Les autorités ont mis en place un numéro vert ouvert de 8 h à 20 h, 7 jours sur 7 (0800 636 636). Lactalis a également mis en place un numéro vert (0800 120 120) et le service client de Carrefour est joignable au 0969 397 000 (appel non surtaxé). Attention, ces numéros ne mettent pas en relation avec des professionnels de santé.

En cas de symptômes de toxi-infection alimentaire (diarrhée éventuellement accompagnée de fièvre), contactez un médecin dans les meilleurs délais.

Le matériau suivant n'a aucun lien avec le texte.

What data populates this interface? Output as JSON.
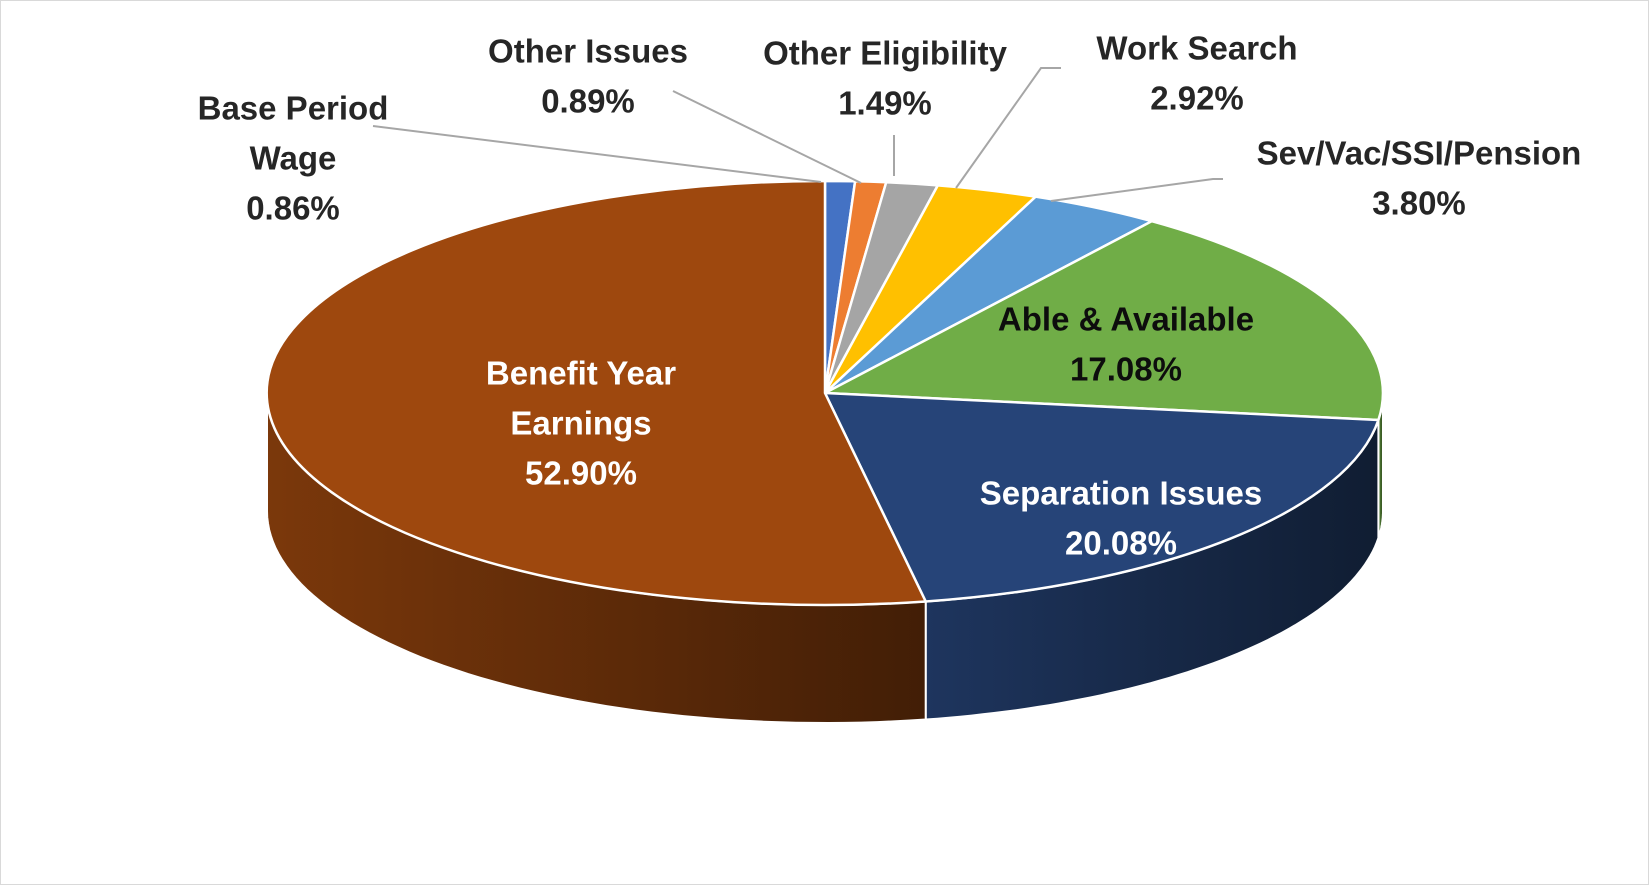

Une plainte sera déposée lundi contre Lactalis par un parent

Contacté par nos soins, Quentin Guillemain déclare qu’il portera plainte lundi 18 décembre auprès du tribunal de Paris contre Lactalis et son pharmacien pour les motifs de « non-assistance à personne en danger » et « mise en danger de la vie d’autrui ». Ce père d’une petite fille de deux mois, consommatrice du lait Pepti junior de Picot, dont des lots sont concernés par le retrait, ne cache pas sa colère. Contre Lactalis bien sûr, à l’origine de la contamination, mais aussi contre son pharmacien qui, bien qu’ayant ses coordonnées via les ordonnances de lait de sa fille, ne l’a pas contacté dans les jours qui ont suivi les premiers retraits pour le mettre en garde. « Nous estimons qu’il a failli à son devoir d’information », s’insurge le père de famille, qui a également mis en place une adresse mail (victimeslactalis@gmail.com) pour « fédérer les parents concernés et donner un cadre juridique à leurs éventuelles plaintes, afin qu’elles soient recevables et, dans la mesure du possible, rattachées entre elles ». Il regrette également le manque d’engagement de l’État, « qui a mis des mois à réagir, laissant Lactalis gérer la crise » et qui, selon lui, « peine à donner des consignes claires aux parents, les numéros d’assistance ne mettant pas en contact les appelants avec des professionnels de santé ».